Воздушный корабль нависал впереди и выше грозовой тучей, расцвеченной огоньками иллюминаторов. В обычном состоянии при мысли о том, что я представляю собой неподвижную мишень, меня бы охватил леденящий страх, но бетатанатин сгладил эмоции, оставив только четкий поток голой информации. В костюме-невидимке я оставался чёрным, сливающимся с окружающим ночным небом, и разглядеть меня можно было только с помощью радара. Силовое поле, генерируемое антигравитационной упряжью, теоретически могло быть зафиксировано каким-нибудь датчиком, но среди возмущения, создаваемого стабилизаторами дирижабля, меня пришлось бы поискать, и поискать хорошо. Все это было известно мне с абсолютной определенностью, не оставлявшей места для сомнений, страхов и других неприятных эмоций. Я полностью отдался «Потрошителю».
Я перевел толкатели на осторожное поступательное движение вперед и поплыл к массивному сигарообразному корпусу дирижабля. На внутренней поверхности забрала шлема ожили чертежи, и я увидел точки проникновения, обозначенные Иреной Элиотт красным. Одна из них, открытое сопло демонтированной кабины датчиков, призывно пульсировала рядом с надписью, выполненной четкими зелёными буквами: «Наиболее благоприятный путь». Я начал крадучись подниматься вверх.

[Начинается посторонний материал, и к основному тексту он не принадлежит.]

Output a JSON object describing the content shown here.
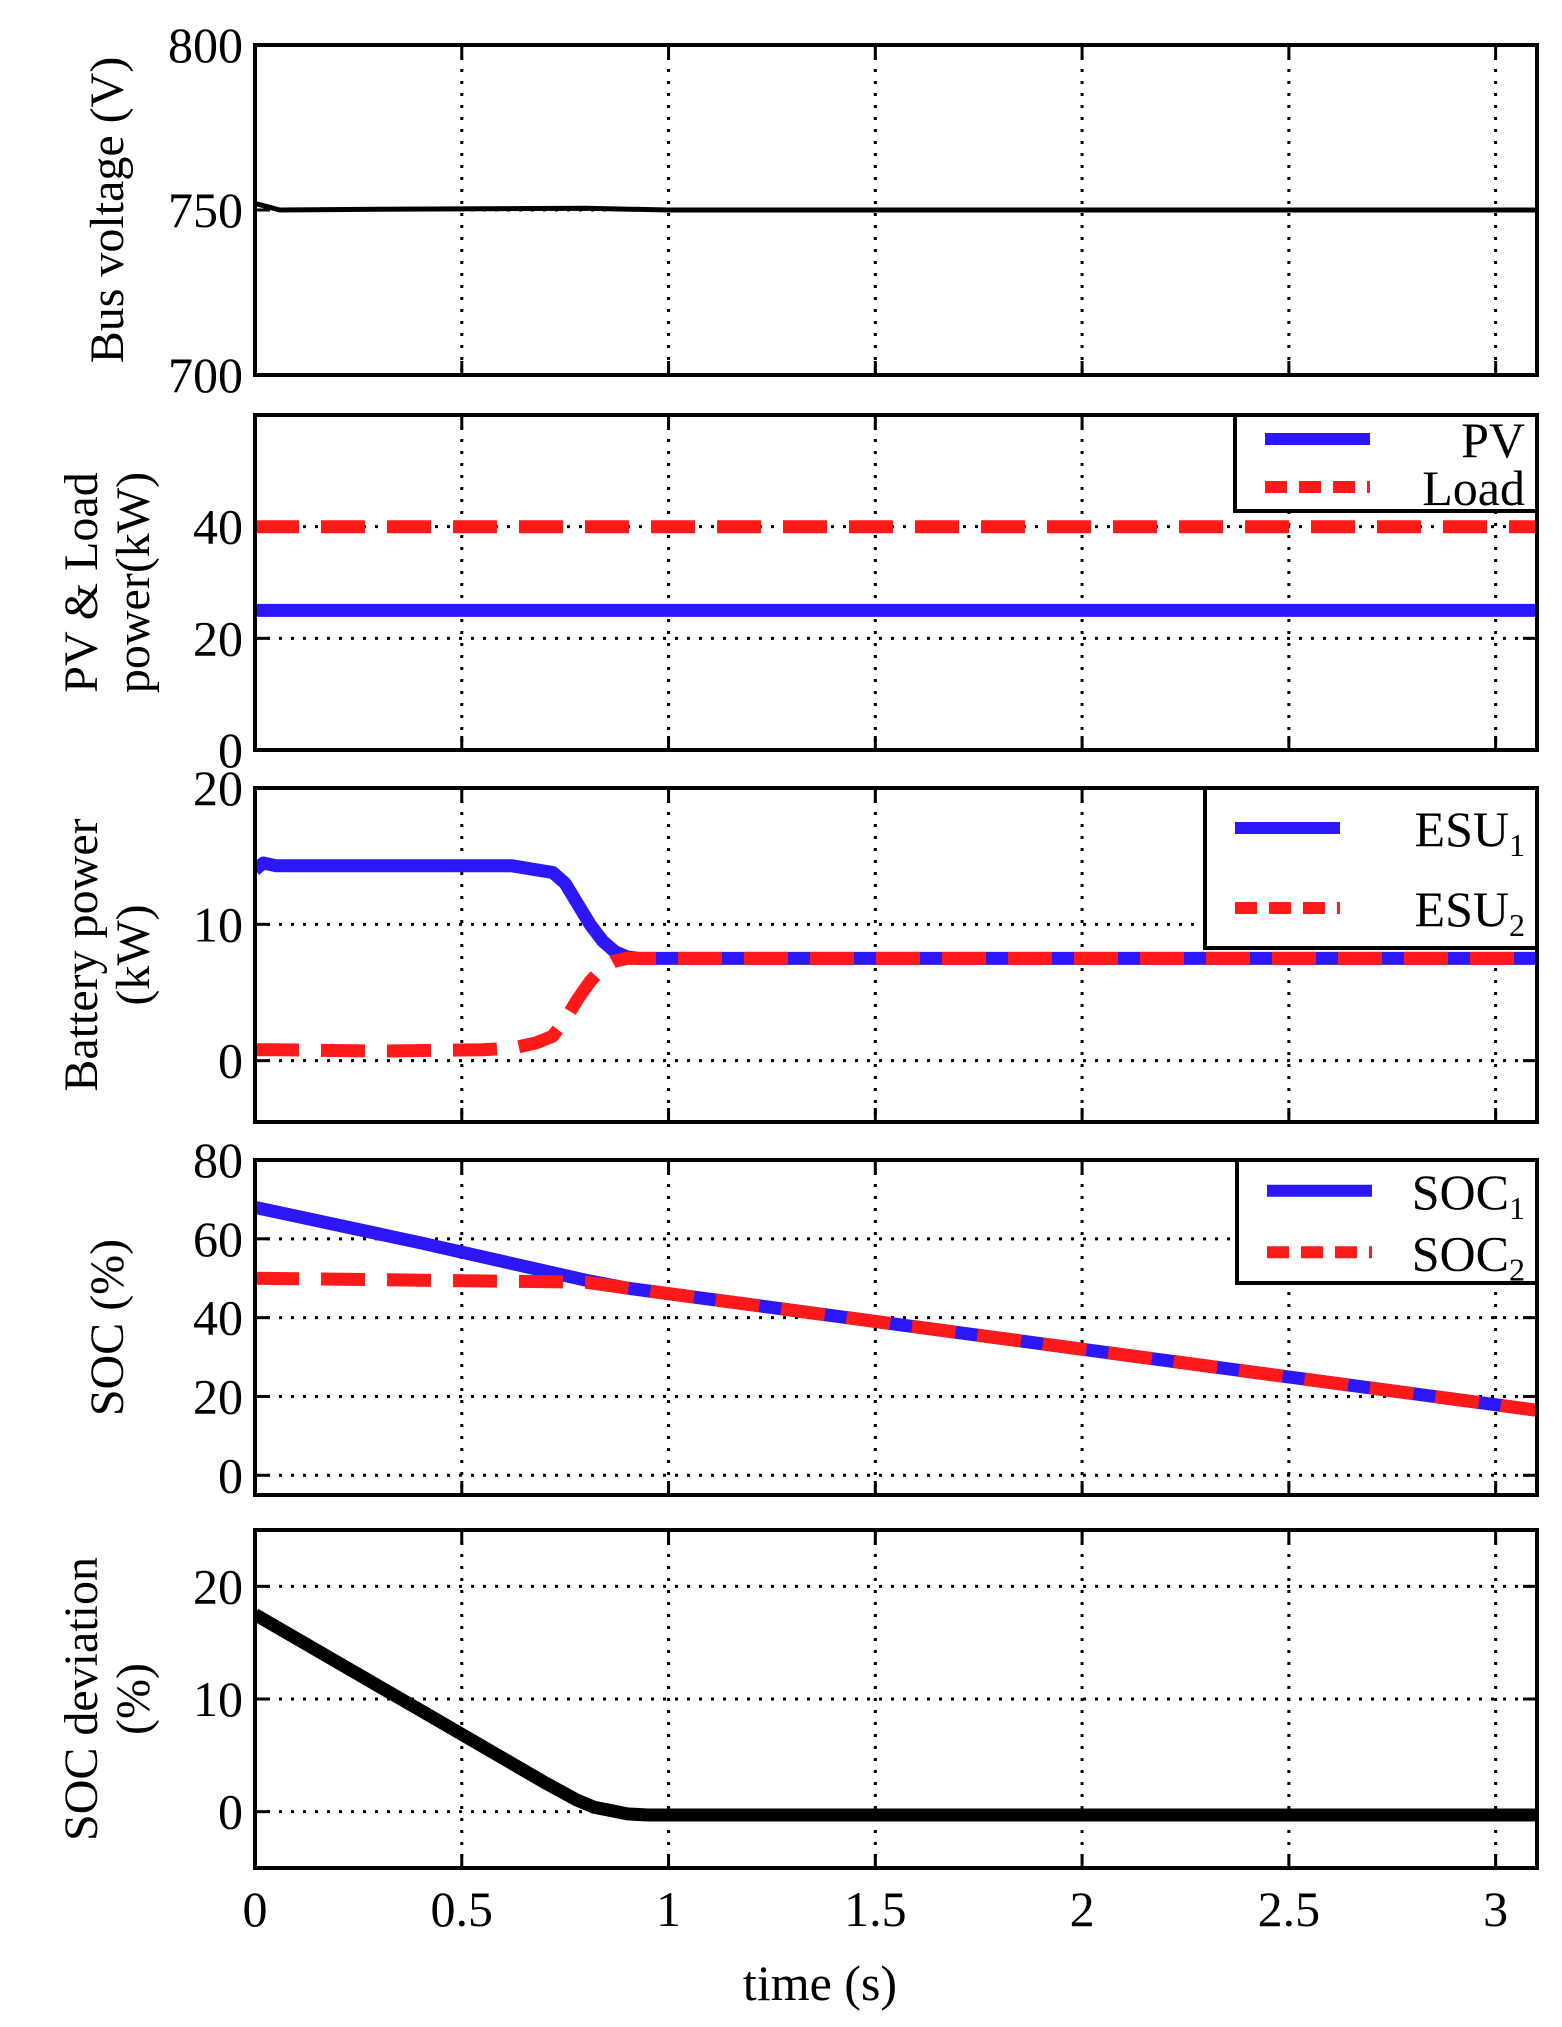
{
  "figure": {
    "xlabel": "time (s)",
    "x_ticks": [
      0,
      0.5,
      1,
      1.5,
      2,
      2.5,
      3
    ],
    "x_tick_labels": [
      "0",
      "0.5",
      "1",
      "1.5",
      "2",
      "2.5",
      "3"
    ],
    "xlim": [
      0,
      3.1
    ]
  },
  "colors": {
    "blue": "#2b17f7",
    "red": "#ff1a1a",
    "black": "#000000"
  },
  "chart_data": [
    {
      "type": "line",
      "ylabel_lines": [
        "Bus voltage (V)"
      ],
      "ylim": [
        700,
        800
      ],
      "y_ticks": [
        700,
        750,
        800
      ],
      "y_tick_labels": [
        "700",
        "750",
        "800"
      ],
      "grid": true,
      "legend": null,
      "series": [
        {
          "name": "Bus voltage",
          "color": "black",
          "style": "solid",
          "width": 5,
          "x": [
            0,
            0.03,
            0.06,
            0.3,
            0.8,
            1.0,
            3.1
          ],
          "y": [
            752,
            751,
            750,
            750.2,
            750.5,
            750,
            750
          ]
        }
      ]
    },
    {
      "type": "line",
      "ylabel_lines": [
        "PV & Load",
        "power(kW)"
      ],
      "ylim": [
        0,
        60
      ],
      "y_ticks": [
        0,
        20,
        40
      ],
      "y_tick_labels": [
        "0",
        "20",
        "40"
      ],
      "grid": true,
      "legend": {
        "position": "top-right",
        "entries": [
          {
            "label": "PV",
            "sub": "",
            "color": "blue",
            "style": "solid"
          },
          {
            "label": "Load",
            "sub": "",
            "color": "red",
            "style": "dashed"
          }
        ]
      },
      "series": [
        {
          "name": "PV",
          "color": "blue",
          "style": "solid",
          "width": 13,
          "x": [
            0,
            3.1
          ],
          "y": [
            25,
            25
          ]
        },
        {
          "name": "Load",
          "color": "red",
          "style": "dashed",
          "width": 13,
          "x": [
            0,
            3.1
          ],
          "y": [
            40,
            40
          ]
        }
      ]
    },
    {
      "type": "line",
      "ylabel_lines": [
        "Battery power",
        "(kW)"
      ],
      "ylim": [
        -4.5,
        20
      ],
      "y_ticks": [
        0,
        10,
        20
      ],
      "y_tick_labels": [
        "0",
        "10",
        "20"
      ],
      "grid": true,
      "legend": {
        "position": "top-right",
        "entries": [
          {
            "label": "ESU",
            "sub": "1",
            "color": "blue",
            "style": "solid"
          },
          {
            "label": "ESU",
            "sub": "2",
            "color": "red",
            "style": "dashed"
          }
        ]
      },
      "series": [
        {
          "name": "ESU1",
          "color": "blue",
          "style": "solid",
          "width": 13,
          "x": [
            0,
            0.02,
            0.05,
            0.3,
            0.55,
            0.62,
            0.68,
            0.72,
            0.75,
            0.78,
            0.81,
            0.84,
            0.87,
            0.9,
            0.93,
            1.0,
            3.1
          ],
          "y": [
            14.0,
            14.5,
            14.3,
            14.3,
            14.3,
            14.3,
            14.0,
            13.8,
            13.0,
            11.5,
            10.0,
            8.8,
            8.0,
            7.6,
            7.5,
            7.5,
            7.5
          ]
        },
        {
          "name": "ESU2",
          "color": "red",
          "style": "dashed",
          "width": 13,
          "x": [
            0,
            0.05,
            0.3,
            0.55,
            0.62,
            0.68,
            0.72,
            0.75,
            0.78,
            0.81,
            0.84,
            0.87,
            0.9,
            0.93,
            1.0,
            3.1
          ],
          "y": [
            0.8,
            0.8,
            0.7,
            0.8,
            0.9,
            1.3,
            1.8,
            3.0,
            4.5,
            5.8,
            6.8,
            7.3,
            7.5,
            7.5,
            7.5,
            7.5
          ]
        }
      ]
    },
    {
      "type": "line",
      "ylabel_lines": [
        "SOC (%)"
      ],
      "ylim": [
        -5,
        80
      ],
      "y_ticks": [
        0,
        20,
        40,
        60,
        80
      ],
      "y_tick_labels": [
        "0",
        "20",
        "40",
        "60",
        "80"
      ],
      "grid": true,
      "legend": {
        "position": "top-right",
        "entries": [
          {
            "label": "SOC",
            "sub": "1",
            "color": "blue",
            "style": "solid"
          },
          {
            "label": "SOC",
            "sub": "2",
            "color": "red",
            "style": "dashed"
          }
        ]
      },
      "series": [
        {
          "name": "SOC1",
          "color": "blue",
          "style": "solid",
          "width": 13,
          "x": [
            0,
            0.4,
            0.8,
            0.9,
            3.1
          ],
          "y": [
            68,
            59,
            49.5,
            47.5,
            16.5
          ]
        },
        {
          "name": "SOC2",
          "color": "red",
          "style": "dashed",
          "width": 13,
          "x": [
            0,
            0.8,
            0.9,
            3.1
          ],
          "y": [
            50,
            49,
            47.5,
            16.5
          ]
        }
      ]
    },
    {
      "type": "line",
      "ylabel_lines": [
        "SOC deviation",
        "(%)"
      ],
      "ylim": [
        -5,
        25
      ],
      "y_ticks": [
        0,
        10,
        20
      ],
      "y_tick_labels": [
        "0",
        "10",
        "20"
      ],
      "grid": true,
      "legend": null,
      "series": [
        {
          "name": "SOC deviation",
          "color": "black",
          "style": "solid",
          "width": 13,
          "x": [
            0,
            0.4,
            0.7,
            0.78,
            0.82,
            0.86,
            0.9,
            0.95,
            3.1
          ],
          "y": [
            17.5,
            9.0,
            2.6,
            1.0,
            0.4,
            0.1,
            -0.2,
            -0.3,
            -0.3
          ]
        }
      ]
    }
  ]
}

Сопло имело в диаметре около метра. После удаления датчиков слежения за состоянием атмосферы его края остались зазубренными. Сначала я просунул в сопло ноги – в антигравитационной упряжи задача очень сложная – и, ухватившись за край, словно червяк заполз внутрь по талию. Затем, развернувшись, сложил упряжь, после чего смог с трудом пробраться в отверстие и спрыгнуть на пол башни. Теперь можно отключить силовое поле.